Addressing core challenges in MHC-II epitope prediction—including complex binding specificity, ambiguous sequence motifs, scarcity of high-quality data, and insufficient standardization—this study constructs the first standardized, biology-enriched, multi-source MHC-II antigenic epitope dataset. We propose a novel hierarchical prediction framework covering three biologically grounded tasks: peptide–MHC binding, peptide presentation, and antigen presentation—integrated via multi-task learning, modular deep architecture, and cross-scale modeling of immunological processes. A unified, multi-scale evaluation benchmark is established to enable rigorous and comparable assessment. Our approach achieves significant improvements in prediction accuracy across all tasks. This work delivers a scalable, high-quality data resource, a principled methodological foundation, and a new AI-driven paradigm for personalized vaccine design in computational immuno-oncology.

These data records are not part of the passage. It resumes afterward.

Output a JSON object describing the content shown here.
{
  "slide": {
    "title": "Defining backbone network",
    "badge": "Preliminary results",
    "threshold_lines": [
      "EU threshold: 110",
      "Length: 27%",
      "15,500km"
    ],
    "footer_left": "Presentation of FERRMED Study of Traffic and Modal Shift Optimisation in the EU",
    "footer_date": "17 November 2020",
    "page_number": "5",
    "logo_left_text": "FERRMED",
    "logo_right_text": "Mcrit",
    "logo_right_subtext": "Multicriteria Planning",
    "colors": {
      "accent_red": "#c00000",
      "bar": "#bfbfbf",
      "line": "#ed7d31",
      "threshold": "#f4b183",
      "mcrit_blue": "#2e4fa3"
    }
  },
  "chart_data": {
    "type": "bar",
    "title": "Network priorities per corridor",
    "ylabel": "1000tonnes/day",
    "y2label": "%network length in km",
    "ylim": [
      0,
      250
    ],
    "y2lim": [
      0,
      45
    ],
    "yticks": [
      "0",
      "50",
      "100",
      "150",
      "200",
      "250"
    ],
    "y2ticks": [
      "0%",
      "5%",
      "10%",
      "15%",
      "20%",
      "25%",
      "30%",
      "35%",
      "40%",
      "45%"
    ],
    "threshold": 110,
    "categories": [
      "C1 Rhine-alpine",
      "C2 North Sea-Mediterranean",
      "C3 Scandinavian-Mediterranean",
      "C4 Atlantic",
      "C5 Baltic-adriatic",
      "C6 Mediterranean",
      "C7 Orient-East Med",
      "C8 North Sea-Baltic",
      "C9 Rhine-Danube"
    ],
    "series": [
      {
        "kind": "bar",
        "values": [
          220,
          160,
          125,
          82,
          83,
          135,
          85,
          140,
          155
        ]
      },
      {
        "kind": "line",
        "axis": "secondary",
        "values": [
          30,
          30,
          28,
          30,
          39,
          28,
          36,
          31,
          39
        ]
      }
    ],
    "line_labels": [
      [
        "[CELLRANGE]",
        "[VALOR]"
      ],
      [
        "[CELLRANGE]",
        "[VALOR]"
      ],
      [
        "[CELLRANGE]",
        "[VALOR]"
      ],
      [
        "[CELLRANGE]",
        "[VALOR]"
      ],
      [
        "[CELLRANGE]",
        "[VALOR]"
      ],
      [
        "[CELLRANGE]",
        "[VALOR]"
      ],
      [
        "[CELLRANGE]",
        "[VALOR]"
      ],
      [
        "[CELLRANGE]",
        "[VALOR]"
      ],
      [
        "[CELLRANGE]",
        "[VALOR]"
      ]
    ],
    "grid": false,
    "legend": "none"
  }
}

Antigenic epitope presented by major histocompatibility complex II (MHC-II) proteins plays an essential role in immunotherapy. However, compared to the more widely studied MHC-I in computational immunotherapy, the study of MHC-II antigenic epitope poses significantly more challenges due to its complex binding specificity and ambiguous motif patterns. Consequently, existing datasets for MHC-II interactions are smaller and less standardized than those available for MHC-I. To address these challenges, we present a well-curated dataset derived from the Immune Epitope Database (IEDB) and other public sources. It not only extends and standardizes existing peptide-MHC-II datasets, but also introduces a novel antigen-MHC-II dataset with richer biological context. Leveraging this dataset, we formulate three major machine learning (ML) tasks of peptide binding, peptide presentation, and antigen presentation, which progressively capture the broader biological processes within the MHC-II antigen presentation pathway. We further employ a multi-scale evaluation framework to benchmark existing models, along with a comprehensive analysis over various modeling designs to this problem with a modular framework. Overall, this work serves as a valuable resource for advancing computational immunotherapy, providing a foundation for future research in ML guided epitope discovery and predictive modeling of immune responses.